# hamm 12th dec



## satyr (Jan 18, 2009)

is anyone arranging a trip there at all?

really fancy going.


----------



## tarantulabarn (Apr 21, 2005)

satyr said:


> is anyone arranging a trip there at all?
> 
> really fancy going.


Coaches added today, all pickups


----------



## Athravan (Dec 28, 2006)

We're driving over for the combined Hamm / Houten - should be a good weekend again


----------



## satyr (Jan 18, 2009)

im desperate to go. but 24 hours on a coach really doesnt appeal to me


----------



## Wabbit (Aug 26, 2009)

We're going! :2thumb: 
Coach 2 from Bristol


----------



## Simplylucy (May 22, 2009)

Would love to go but it's my weekend with the children and taking 4 children to Hamm wouldn't be very practical! :bash:


----------



## oakelm (Jan 14, 2009)

Bit of a long way off but gutted I couldnt make this september one but I shall be going in december, joining at Birmingham, booked today, on my own so please someone talk to me, I will have sweets :lol2:


----------



## satyr (Jan 18, 2009)

oakelm said:


> Bit of a long way off but gutted I couldnt make this september one but I shall be going in december, joining at Birmingham, booked today, on my own so please someone talk to me, I will have sweets :lol2:


didnt your mother ever teach you not to take sweets off strangers? hahaahaha


----------



## Jinja (Feb 7, 2009)

I'm on coach 3 from Reading - see you at Ashford


----------



## nuttybabez (Jul 21, 2007)

I am hoping to drive over for the December show but it all depends if I can afford to go.
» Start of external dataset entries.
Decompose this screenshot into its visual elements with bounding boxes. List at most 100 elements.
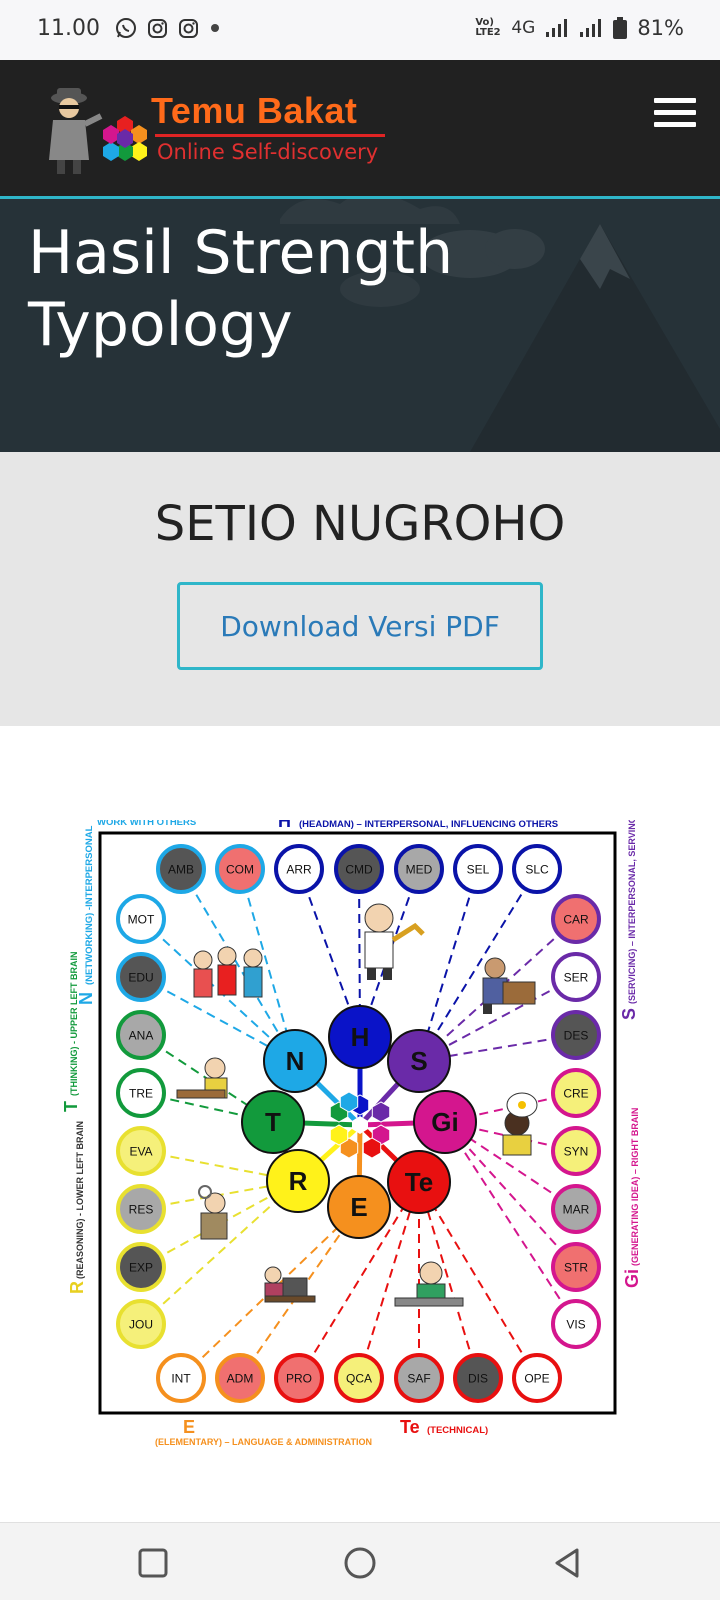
skill-node-label: INT <box>171 1372 191 1386</box>
category-node-label: N <box>286 1046 305 1076</box>
te-letter: Te <box>400 1417 420 1437</box>
skill-node-str[interactable]: STR <box>553 1244 599 1290</box>
dot-icon <box>209 22 221 34</box>
menu-button[interactable] <box>654 98 696 130</box>
skill-node-sel[interactable]: SEL <box>455 846 501 892</box>
skill-node-label: DIS <box>468 1372 488 1386</box>
category-node-label: H <box>351 1022 370 1052</box>
skill-node-label: JOU <box>129 1318 153 1332</box>
skill-node-com[interactable]: COM <box>217 846 263 892</box>
detective-mascot-icon <box>45 86 105 178</box>
notification-icons <box>115 17 221 39</box>
work-with-others-label: WORK WITH OTHERS <box>97 820 196 828</box>
signal-icon <box>545 18 569 38</box>
e-axis-label: (ELEMENTARY) – LANGUAGE & ADMINISTRATION <box>155 1437 372 1447</box>
category-node-label: Te <box>405 1167 433 1197</box>
skill-node-amb[interactable]: AMB <box>158 846 204 892</box>
category-node-r[interactable]: R <box>267 1150 329 1212</box>
group-people-illustration <box>194 947 262 997</box>
skill-node-label: SAF <box>407 1372 430 1386</box>
t-letter: T <box>61 1101 81 1112</box>
brand-title: Temu Bakat <box>151 90 357 132</box>
category-node-e[interactable]: E <box>328 1176 390 1238</box>
skill-node-label: ANA <box>129 1029 154 1043</box>
te-axis-label: (TECHNICAL) <box>427 1425 488 1436</box>
skill-node-cre[interactable]: CRE <box>553 1070 599 1116</box>
skill-node-syn[interactable]: SYN <box>553 1128 599 1174</box>
back-button[interactable] <box>545 1541 589 1585</box>
skill-node-res[interactable]: RES <box>118 1186 164 1232</box>
category-node-s[interactable]: S <box>388 1030 450 1092</box>
skill-node-ana[interactable]: ANA <box>118 1012 164 1058</box>
skill-node-exp[interactable]: EXP <box>118 1244 164 1290</box>
status-bar: 11.00 Vo) LTE2 4G 81% <box>0 0 720 60</box>
category-node-label: T <box>265 1107 281 1137</box>
skill-node-label: MOT <box>128 913 155 927</box>
category-node-t[interactable]: T <box>242 1091 304 1153</box>
skill-node-label: QCA <box>346 1372 372 1386</box>
skill-node-adm[interactable]: ADM <box>217 1355 263 1401</box>
skill-node-car[interactable]: CAR <box>553 896 599 942</box>
skill-node-label: MAR <box>563 1203 590 1217</box>
skill-node-label: MED <box>406 863 433 877</box>
status-time: 11.00 <box>37 16 100 41</box>
h-axis-label: (HEADMAN) – INTERPERSONAL, INFLUENCING O… <box>299 820 558 830</box>
skill-node-qca[interactable]: QCA <box>336 1355 382 1401</box>
battery-level: 81% <box>637 16 684 40</box>
skill-node-label: SYN <box>564 1145 589 1159</box>
category-node-gi[interactable]: Gi <box>414 1091 476 1153</box>
skill-node-int[interactable]: INT <box>158 1355 204 1401</box>
skill-node-mar[interactable]: MAR <box>553 1186 599 1232</box>
volte-label: Vo) LTE2 <box>475 18 501 38</box>
skill-node-ser[interactable]: SER <box>553 954 599 1000</box>
skill-node-pro[interactable]: PRO <box>276 1355 322 1401</box>
skill-node-jou[interactable]: JOU <box>118 1301 164 1347</box>
category-node-h[interactable]: H <box>329 1006 391 1068</box>
skill-node-des[interactable]: DES <box>553 1012 599 1058</box>
status-right: Vo) LTE2 4G 81% <box>475 16 684 40</box>
skill-node-label: CRE <box>563 1087 588 1101</box>
skill-node-saf[interactable]: SAF <box>396 1355 442 1401</box>
site-logo[interactable]: Temu Bakat Online Self-discovery <box>45 82 395 177</box>
skill-node-ope[interactable]: OPE <box>514 1355 560 1401</box>
h-letter: H <box>278 820 291 831</box>
skill-node-eva[interactable]: EVA <box>118 1128 164 1174</box>
skill-node-label: TRE <box>129 1087 153 1101</box>
skill-node-label: EDU <box>128 971 153 985</box>
battery-icon <box>613 17 627 39</box>
skill-node-edu[interactable]: EDU <box>118 954 164 1000</box>
gi-letter: Gi <box>622 1269 642 1288</box>
system-nav-bar <box>0 1522 720 1600</box>
skill-node-dis[interactable]: DIS <box>455 1355 501 1401</box>
result-header: SETIO NUGROHO Download Versi PDF <box>0 452 720 726</box>
category-node-n[interactable]: N <box>264 1030 326 1092</box>
skill-node-label: AMB <box>168 863 194 877</box>
skill-node-label: SLC <box>525 863 549 877</box>
home-button[interactable] <box>338 1541 382 1585</box>
recents-button[interactable] <box>131 1541 175 1585</box>
skill-node-label: VIS <box>566 1318 585 1332</box>
skill-node-med[interactable]: MED <box>396 846 442 892</box>
menu-bar-icon <box>654 110 696 115</box>
skill-node-label: OPE <box>524 1372 549 1386</box>
hub-hexagon <box>330 1125 347 1145</box>
center-hub: HSGi Te ERT N <box>242 1006 476 1238</box>
skill-node-label: STR <box>564 1261 588 1275</box>
category-node-te[interactable]: Te <box>388 1151 450 1213</box>
download-pdf-button[interactable]: Download Versi PDF <box>177 582 543 670</box>
skill-node-label: SEL <box>467 863 490 877</box>
skill-node-tre[interactable]: TRE <box>118 1070 164 1116</box>
skill-node-vis[interactable]: VIS <box>553 1301 599 1347</box>
category-node-label: R <box>289 1166 308 1196</box>
skill-node-arr[interactable]: ARR <box>276 846 322 892</box>
skill-node-cmd[interactable]: CMD <box>336 846 382 892</box>
whatsapp-icon <box>115 17 137 39</box>
net-type-label: 4G <box>511 18 535 38</box>
skill-node-mot[interactable]: MOT <box>118 896 164 942</box>
menu-bar-icon <box>654 98 696 103</box>
s-letter: S <box>619 1008 639 1020</box>
e-letter: E <box>183 1417 195 1437</box>
t-axis-label: (THINKING) - UPPER LEFT BRAIN <box>69 952 79 1097</box>
skill-node-slc[interactable]: SLC <box>514 846 560 892</box>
I had hoped to do the September show but just can't afford it :-(

I went to the March one and had an awesome weekend.


----------



## oakelm (Jan 14, 2009)

satyr said:


> didnt your mother ever teach you not to take sweets off strangers? hahaahaha


Im not taking I shall be giving the sweets (evil laugh):lol2:


----------



## tarantulabarn (Apr 21, 2005)

satyr said:


> im desperate to go. but 24 hours on a coach really doesnt appeal to me


 
you can always fly, they do cheap flights most of the time


----------



## Hamish (Jun 17, 2007)

its a pity that not enough people go from scotland to warrent a coach these days :bash:


----------



## tarantulabarn (Apr 21, 2005)

Hamish said:


> its a pity that not enough people go from scotland to warrent a coach these days :bash:


WE are looking at a different way to cover scotland, trying to save the long trip down


----------